See the [tests](https://github.com/jed/hyperspider/blob/master/test/server.js) for a working example.

Installation
------------

Use [npm](http://npmjs.org) to install hyperspider:

`npm i hyperspider`

API
---

### req = hyperspider(options, [callback])

`options`: An object containing the same options as for node's [http.request](http://nodejs.org/docs/latest/api/all.html#all_http_request_options_callback) method, with one exception: `path` can be any of the following:

- a normal url path, such as `/users`
- a function that takes a path and returns a boolean
- a RegExp that matches a path
- a wildcard url path to turn into a RegExp, with `*` replaced by `[^/]+` and `**` replaced by `.*?`
- an array containing any of the above

Note that `path` must contain at least one normal url path to serve as the starting point for the crawl.

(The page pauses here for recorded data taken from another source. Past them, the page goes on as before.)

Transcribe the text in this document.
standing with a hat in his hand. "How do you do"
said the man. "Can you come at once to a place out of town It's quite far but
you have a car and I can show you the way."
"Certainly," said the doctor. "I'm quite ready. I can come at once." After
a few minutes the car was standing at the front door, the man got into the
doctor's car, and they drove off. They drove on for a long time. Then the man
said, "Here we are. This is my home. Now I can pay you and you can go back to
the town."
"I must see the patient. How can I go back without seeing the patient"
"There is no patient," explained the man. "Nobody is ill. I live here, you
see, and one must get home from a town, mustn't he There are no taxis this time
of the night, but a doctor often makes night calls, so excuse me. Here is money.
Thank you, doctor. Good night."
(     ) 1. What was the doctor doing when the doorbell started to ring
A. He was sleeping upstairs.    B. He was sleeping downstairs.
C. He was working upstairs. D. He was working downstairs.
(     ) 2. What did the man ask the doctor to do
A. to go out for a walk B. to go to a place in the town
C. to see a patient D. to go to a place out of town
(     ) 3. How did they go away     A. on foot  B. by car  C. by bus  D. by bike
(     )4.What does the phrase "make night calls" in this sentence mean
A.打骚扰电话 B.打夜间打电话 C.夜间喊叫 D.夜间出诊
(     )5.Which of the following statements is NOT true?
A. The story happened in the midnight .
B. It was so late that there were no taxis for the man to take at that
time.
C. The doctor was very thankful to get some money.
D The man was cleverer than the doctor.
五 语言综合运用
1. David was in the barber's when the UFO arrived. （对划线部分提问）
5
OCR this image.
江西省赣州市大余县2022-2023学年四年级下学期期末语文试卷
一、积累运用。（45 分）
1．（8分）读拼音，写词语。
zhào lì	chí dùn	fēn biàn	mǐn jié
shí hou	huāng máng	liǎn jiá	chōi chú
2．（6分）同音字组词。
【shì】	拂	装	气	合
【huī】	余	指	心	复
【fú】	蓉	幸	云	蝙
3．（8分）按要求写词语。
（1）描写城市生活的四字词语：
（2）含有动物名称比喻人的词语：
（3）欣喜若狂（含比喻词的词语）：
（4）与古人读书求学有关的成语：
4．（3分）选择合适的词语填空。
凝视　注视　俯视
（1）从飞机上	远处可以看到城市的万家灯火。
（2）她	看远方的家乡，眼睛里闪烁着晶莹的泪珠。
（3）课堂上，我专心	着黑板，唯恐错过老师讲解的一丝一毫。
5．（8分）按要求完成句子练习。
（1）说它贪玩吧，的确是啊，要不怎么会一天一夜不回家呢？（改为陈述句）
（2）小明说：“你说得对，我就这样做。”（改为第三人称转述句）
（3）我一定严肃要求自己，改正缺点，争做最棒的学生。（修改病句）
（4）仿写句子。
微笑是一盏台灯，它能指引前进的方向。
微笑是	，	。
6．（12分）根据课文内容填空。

`callback(err, data)`: Buffers the event stream into a single callback. `err` is null if no errors occurred, and otherwise the first error emitted, with subsequent errors available from the `next` property of the error. `data` is an array of responses, one for each successful HTTP call. Omit this to listen for a stream of events.

### req.extract (or hyperspider.prototype.extract)

This method takes a single argument, an HTTP response. Override this before adding listeners to customize how hyperspider should extract urls from each resource. By default, the response body is parsed into JSON, extracting the value of every nested `href` property, but you could roll your own, such as parsing `Link` headers, etc.